Salah satu ketua PBNU, Ishfah Abidal Azis, memberi usulan tersebut atas nama Ketua Umum PBNU Yahya Cholil Staquf. Ishfah, atau akrab disapa Gus Alex, mengatakan peraturan perundang-undangan yang ada sudah tidak relevan dengan perkembangan kebijakan haji di Arab Saudi, salah satunya karena sistem kuota Indonesia.
“Selama ini kuota jemaah haji Indonesia itu terbagi dalam dua rezim, yaitu reguler dan khusus. Maka kemudian ini akan berdampak pada keterbatasan kemampuan kita untuk memberikan layanan pada jemaah,” kata Gus Alex dalam Rapat Dengar Pendapat Umum (RDPU) dengan Komisi VIII DPR RI di gedung parlemen, Jakarta Pusat pada Rabu, 19 Februari 2025.
Adapun PBNU, Majelis Ulama Indonesia (MUI), dan Pimpinan Pusat (PP) Muhammadiyah memberi masukan kepada Komisi VIII tentang pengaturan perubahan Undang-Undang Nomor 8 Tahun 2019 tentang Penyelenggaraan Haji dan Umrah.
Gus Alex mengatakan, tempat dan fasilitas haji yang ada saat ini terbatas dan tidak mencukupi untuk jemaah haji reguler dengan kuota 92 persen.
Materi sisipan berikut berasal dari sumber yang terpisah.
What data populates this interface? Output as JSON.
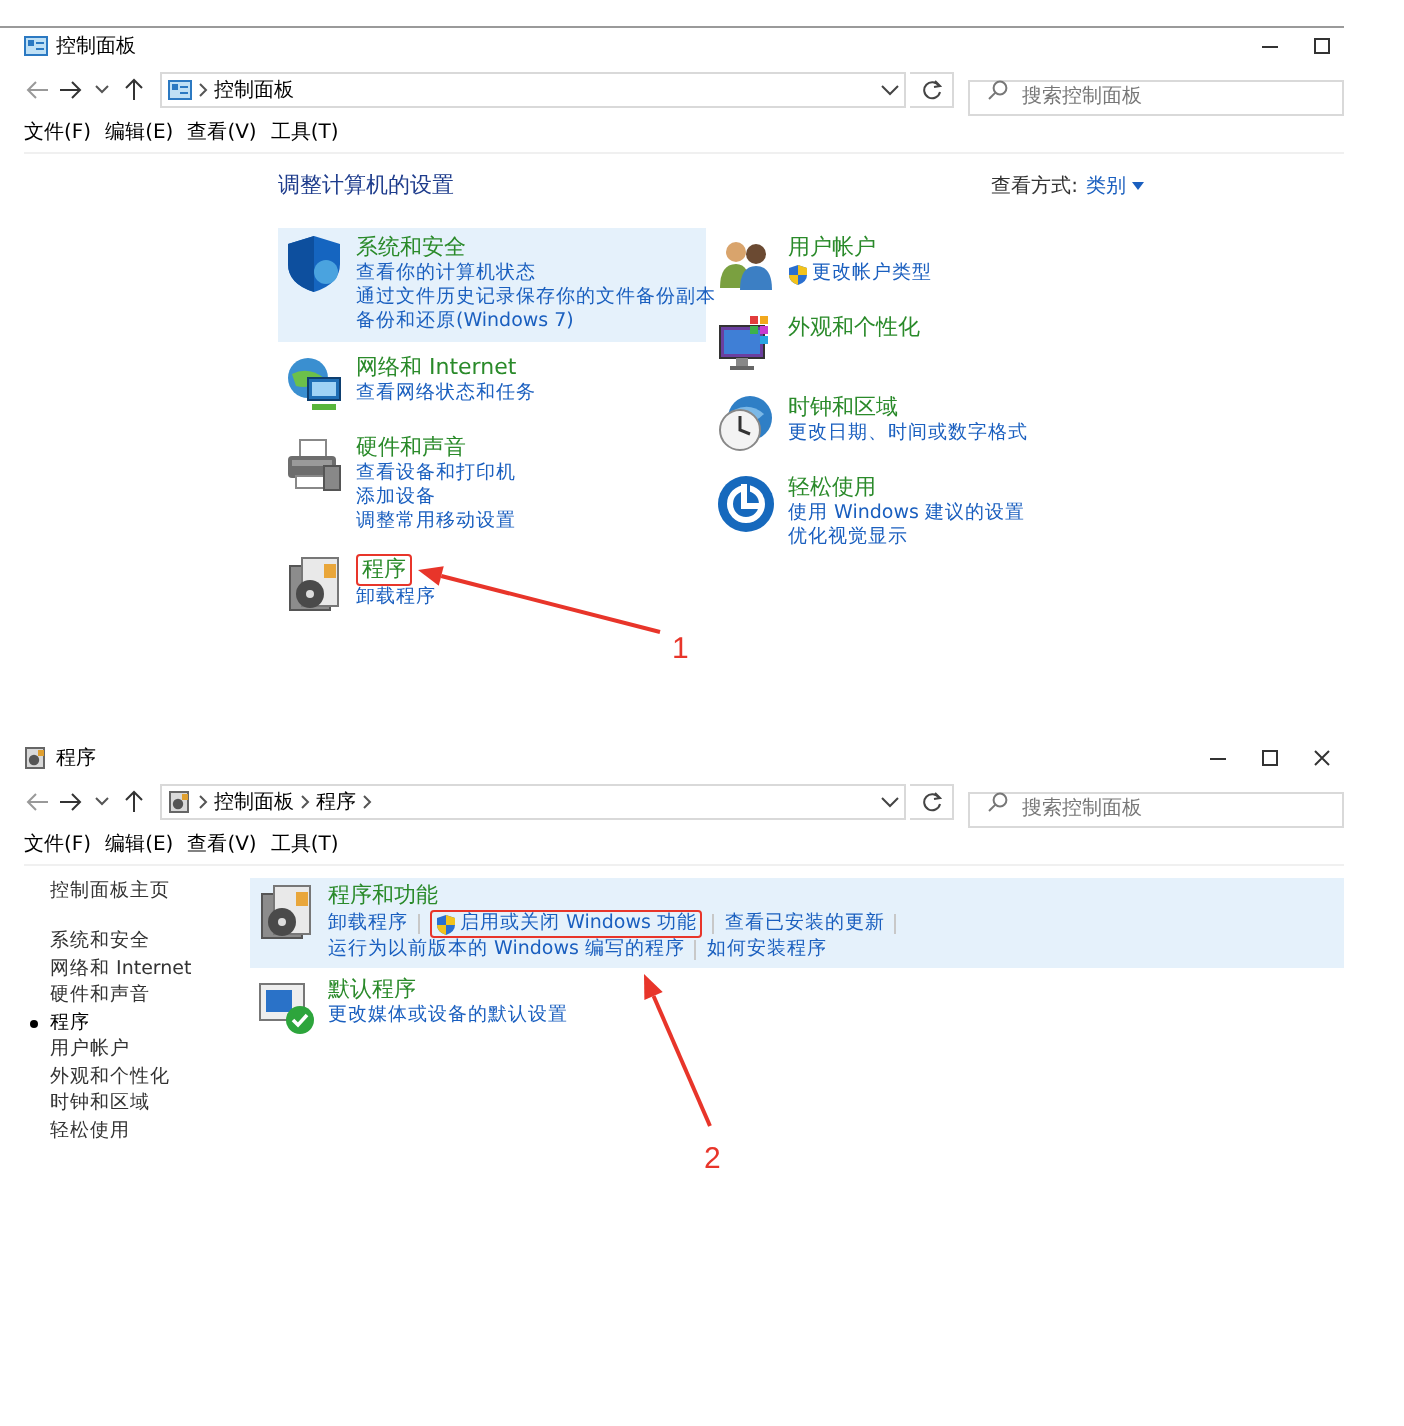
{
  "windows": [
    {
      "title": "控制面板",
      "title_buttons": [
        {
          "kind": "minimize"
        },
        {
          "kind": "maximize"
        }
      ],
      "address": {
        "crumbs": [
          "控制面板"
        ]
      },
      "search": {
        "placeholder": "搜索控制面板"
      },
      "menu": [
        "文件(F)",
        "编辑(E)",
        "查看(V)",
        "工具(T)"
      ],
      "heading": "调整计算机的设置",
      "view_by": {
        "label": "查看方式:",
        "value": "类别"
      },
      "columns": [
        [
          {
            "title": "系统和安全",
            "highlighted": true,
            "annotated": false,
            "links": [
              {
                "text": "查看你的计算机状态",
                "kind": "plain"
              },
              {
                "text": "通过文件历史记录保存你的文件备份副本",
                "kind": "plain"
              },
              {
                "text": "备份和还原(Windows 7)",
                "kind": "plain"
              }
            ]
          },
          {
            "title": "网络和 Internet",
            "highlighted": false,
            "annotated": false,
            "links": [
              {
                "text": "查看网络状态和任务",
                "kind": "plain"
              }
            ]
          },
          {
            "title": "硬件和声音",
            "highlighted": false,
            "annotated": false,
            "links": [
              {
                "text": "查看设备和打印机",
                "kind": "plain"
              },
              {
                "text": "添加设备",
                "kind": "plain"
              },
              {
                "text": "调整常用移动设置",
                "kind": "plain"
              }
            ]
          },
          {
            "title": "程序",
            "highlighted": false,
            "annotated": true,
            "links": [
              {
                "text": "卸载程序",
                "kind": "plain"
              }
            ]
          }
        ],
        [
          {
            "title": "用户帐户",
            "highlighted": false,
            "annotated": false,
            "links": [
              {
                "text": "更改帐户类型",
                "kind": "admin"
              }
            ]
          },
          {
            "title": "外观和个性化",
            "highlighted": false,
            "annotated": false
          },
          {
            "title": "时钟和区域",
            "highlighted": false,
            "annotated": false,
            "links": [
              {
                "text": "更改日期、时间或数字格式",
                "kind": "plain"
              }
            ]
          },
          {
            "title": "轻松使用",
            "highlighted": false,
            "annotated": false,
            "links": [
              {
                "text": "使用 Windows 建议的设置",
                "kind": "plain"
              },
              {
                "text": "优化视觉显示",
                "kind": "plain"
              }
            ]
          }
        ]
      ]
    },
    {
      "title": "程序",
      "title_buttons": [
        {
          "kind": "minimize"
        },
        {
          "kind": "maximize"
        },
        {
          "kind": "close"
        }
      ],
      "address": {
        "crumbs": [
          "控制面板",
          "程序"
        ]
      },
      "search": {
        "placeholder": "搜索控制面板"
      },
      "menu": [
        "文件(F)",
        "编辑(E)",
        "查看(V)",
        "工具(T)"
      ],
      "sidebar": {
        "home": "控制面板主页",
        "items": [
          {
            "label": "系统和安全",
            "selected": false
          },
          {
            "label": "网络和 Internet",
            "selected": false
          },
          {
            "label": "硬件和声音",
            "selected": false
          },
          {
            "label": "程序",
            "selected": true
          },
          {
            "label": "用户帐户",
            "selected": false
          },
          {
            "label": "外观和个性化",
            "selected": false
          },
          {
            "label": "时钟和区域",
            "selected": false
          },
          {
            "label": "轻松使用",
            "selected": false
          }
        ]
      },
      "sections": [
        {
          "title": "程序和功能",
          "highlighted": true,
          "link_rows": [
            [
              {
                "text": "卸载程序",
                "kind": "plain",
                "annotated": false
              },
              {
                "text": "启用或关闭 Windows 功能",
                "kind": "admin",
                "annotated": true
              },
              {
                "text": "查看已安装的更新",
                "kind": "plain",
                "annotated": false
              }
            ],
            [
              {
                "text": "运行为以前版本的 Windows 编写的程序",
                "kind": "plain",
                "annotated": false
              },
              {
                "text": "如何安装程序",
                "kind": "plain",
                "annotated": false
              }
            ]
          ]
        },
        {
          "title": "默认程序",
          "highlighted": false,
          "link_rows": [
            [
              {
                "text": "更改媒体或设备的默认设置",
                "kind": "plain",
                "annotated": false
              }
            ]
          ]
        }
      ]
    }
  ],
  "annotations": [
    {
      "label": "1"
    },
    {
      "label": "2"
    }
  ]
}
Ia memperkirakan, jika Indonesia mendapat tambahan kuota haji imbas dari target Arab Saudi untuk melayani 30 juta jemaah pada 2030, maka Indonesia akan kewalahan mengelolanya.
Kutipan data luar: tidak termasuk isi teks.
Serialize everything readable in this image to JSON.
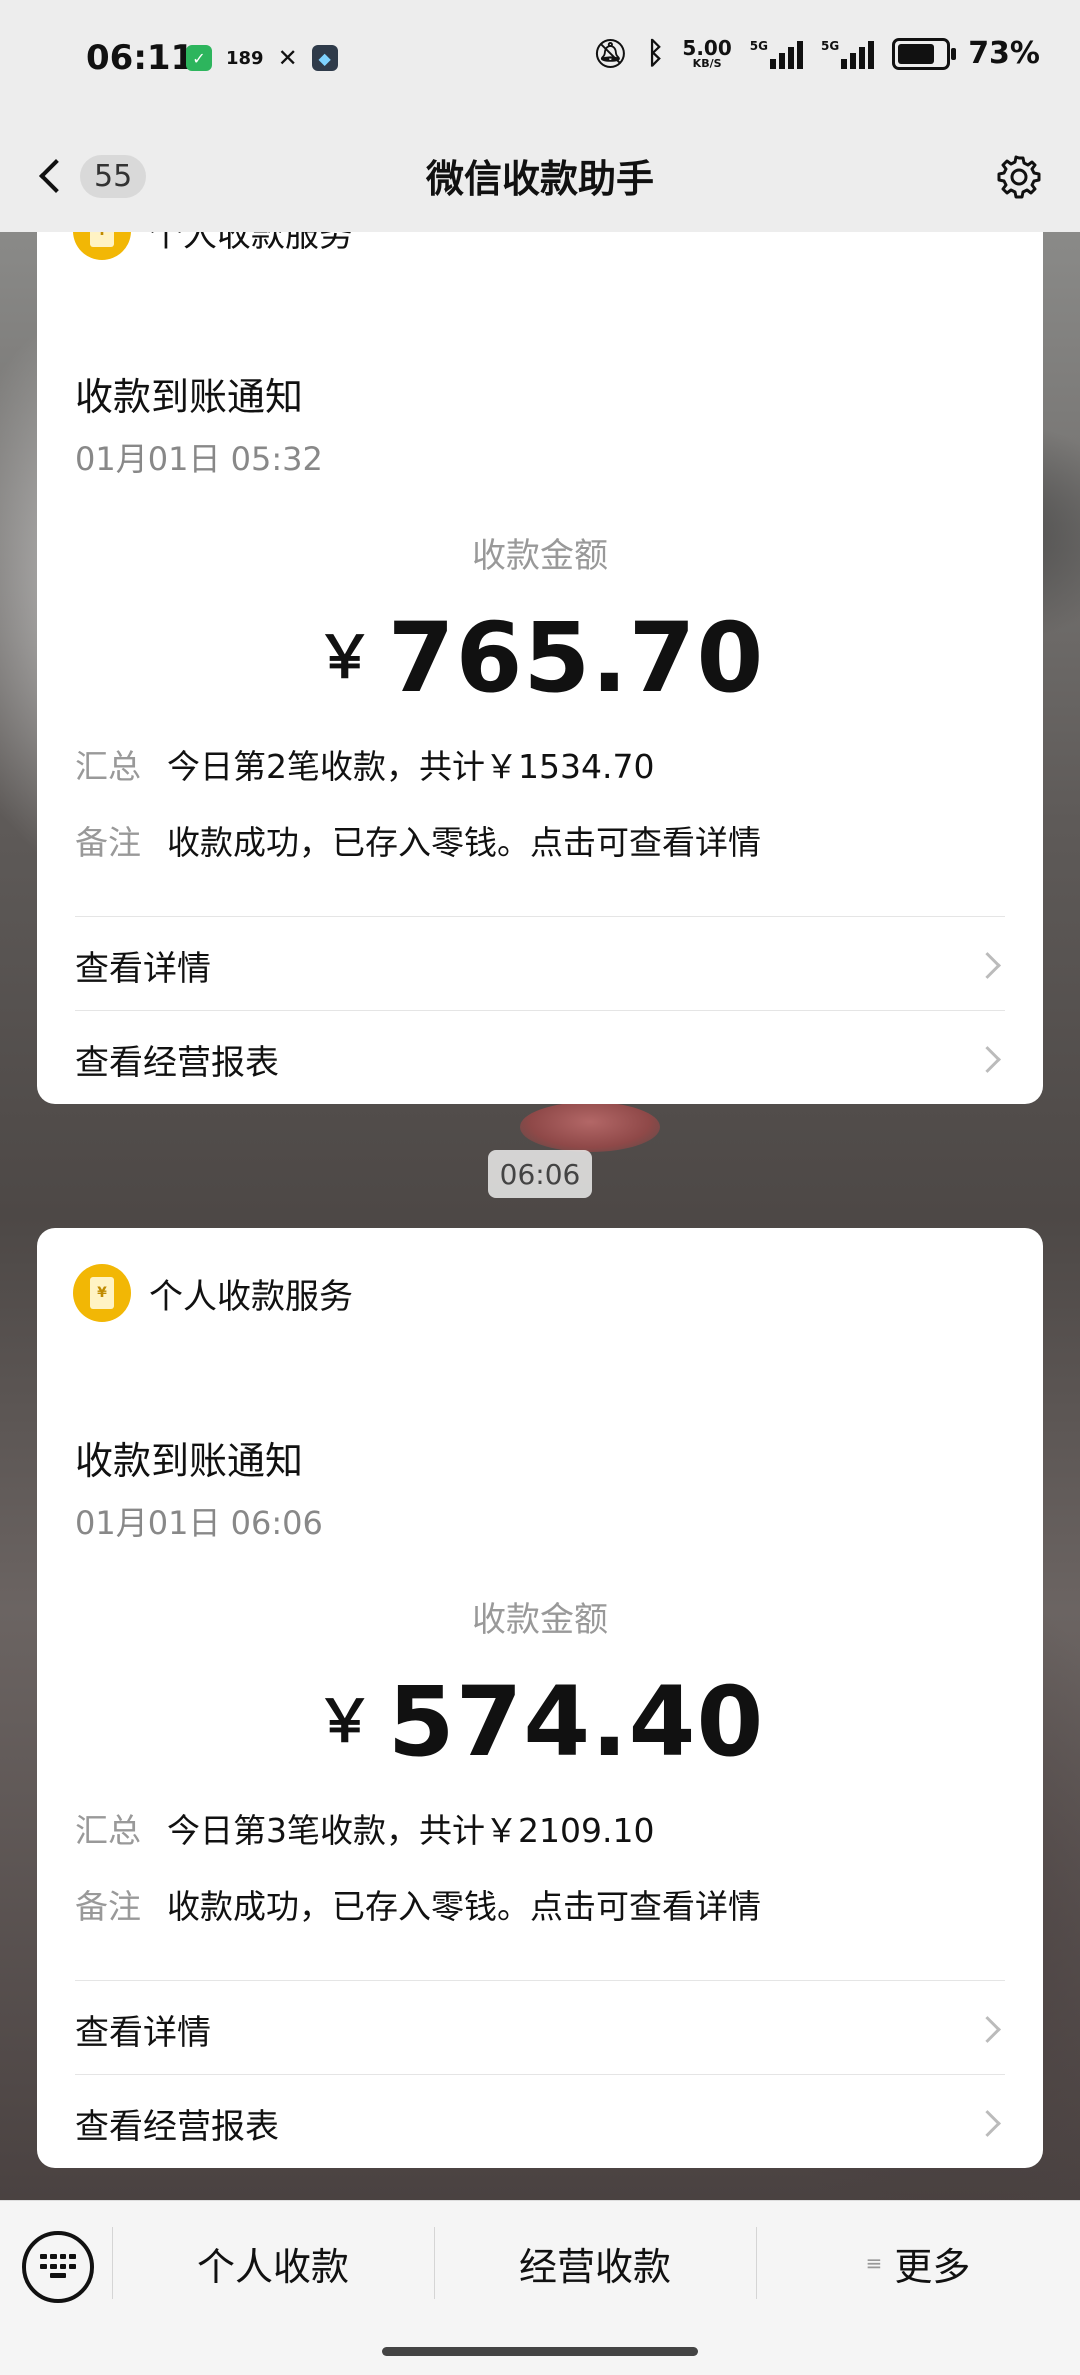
{
  "status_bar": {
    "time": "06:11",
    "icon_189": "189",
    "net_speed": "5.00",
    "net_unit": "KB/S",
    "signal1": "5G",
    "signal2": "5G",
    "battery": "73%"
  },
  "nav": {
    "back_count": "55",
    "title": "微信收款助手"
  },
  "cards": [
    {
      "service": "个人收款服务",
      "title": "收款到账通知",
      "time": "01月01日 05:32",
      "amount_label": "收款金额",
      "currency": "￥",
      "amount": "765.70",
      "summary_key": "汇总",
      "summary_value": "今日第2笔收款，共计￥1534.70",
      "note_key": "备注",
      "note_value": "收款成功，已存入零钱。点击可查看详情",
      "link1": "查看详情",
      "link2": "查看经营报表"
    },
    {
      "service": "个人收款服务",
      "title": "收款到账通知",
      "time": "01月01日 06:06",
      "amount_label": "收款金额",
      "currency": "￥",
      "amount": "574.40",
      "summary_key": "汇总",
      "summary_value": "今日第3笔收款，共计￥2109.10",
      "note_key": "备注",
      "note_value": "收款成功，已存入零钱。点击可查看详情",
      "link1": "查看详情",
      "link2": "查看经营报表"
    }
  ],
  "time_pill": "06:06",
  "bottom": {
    "tab1": "个人收款",
    "tab2": "经营收款",
    "tab3": "更多",
    "tab3_marker": "≡"
  },
  "colors": {
    "bar_bg": "#ededed",
    "service_icon": "#f2b705",
    "card_bg": "#ffffff",
    "muted_text": "#999999"
  }
}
Berkiblat pada praktik di Arab Saudi, Gus Alex mengatakan PBNU ingin layanan haji berbasis layanan.
"Oleh karena itu, kami mengusulkan kuota jemaah haji Indonesia itu berbasis layanan. Jadi tidak lagi berbasis reguler dan haji khusus, tapi berbasis layanan,” kata mantan staf khusus Menteri Agama itu.
Selain itu, PBNU juga mengusulkan perubahan sistem kuota haji di provinsi. Selama ini, pembagian kuota dilakukan berdasarkan proporsi jumlah penduduk muslim atau proporsi jumlah daftar tunggu antarprovinsi.
“Kami mengusulkan ada kombinasi. Jadi, alternatif ketiga yaitu kombinasi antara jumlah penduduk muslim dan jumlah daftar tunggu antarprovinsi dengan pertimbangan kemaslahatan,” ujarnya.
Ihwal pembagian kuota haji reguler dan khusus diatur dalam UU No. 8 Tahun 2019. Berdasarkan definisi di undang-undang tersebut, jemaah haji reguler adalah jemaah haji yang menjalankan ibadah haji yang diselenggarakan oleh menteri. Sedangkan, jemaah haji khusus menjalankan ibadah haji yang diselenggarakan oleh Penyelenggara Ibadah Haji Khusus (PIHK).
Para jemaah haji khusus, atau sering disebut juga haji plus, menikmati fasilitas dan layanan tambahan dibandingkan dengan haji reguler. Mengutip Badan Pengelola Keuangan Haji (BPKH), haji plus biasanya menawarkan paket perjalanan yang lebih lengkap dan nyaman, dengan biaya yang lebih tinggi.
Contoh fasilitas yang didapatkan para jemaah haji plus misalnya akomodasi di hotel-hotel berbintang yang berlokasi lebih dekat ke Masjidil Haram, serta transportasi yang lebih modern dan efisien. Selain itu, masa tunggu untuk haji plus biasanya lebih singkat daripada haji reguler karena kuota haji plus terbatas, sehingga proses keberangkatannya lebih cepat.
Sementara itu, haji reguler adalah jenis haji yang dilaksanakan sesuai dengan tata cara dan syarat yang telah ditetapkan oleh pemerintah Arab Saudi. Haji reguler umumnya memiliki paket perjalanan standar tanpa tambahan fasilitas khusus, dan biaya yang lebih terjangkau.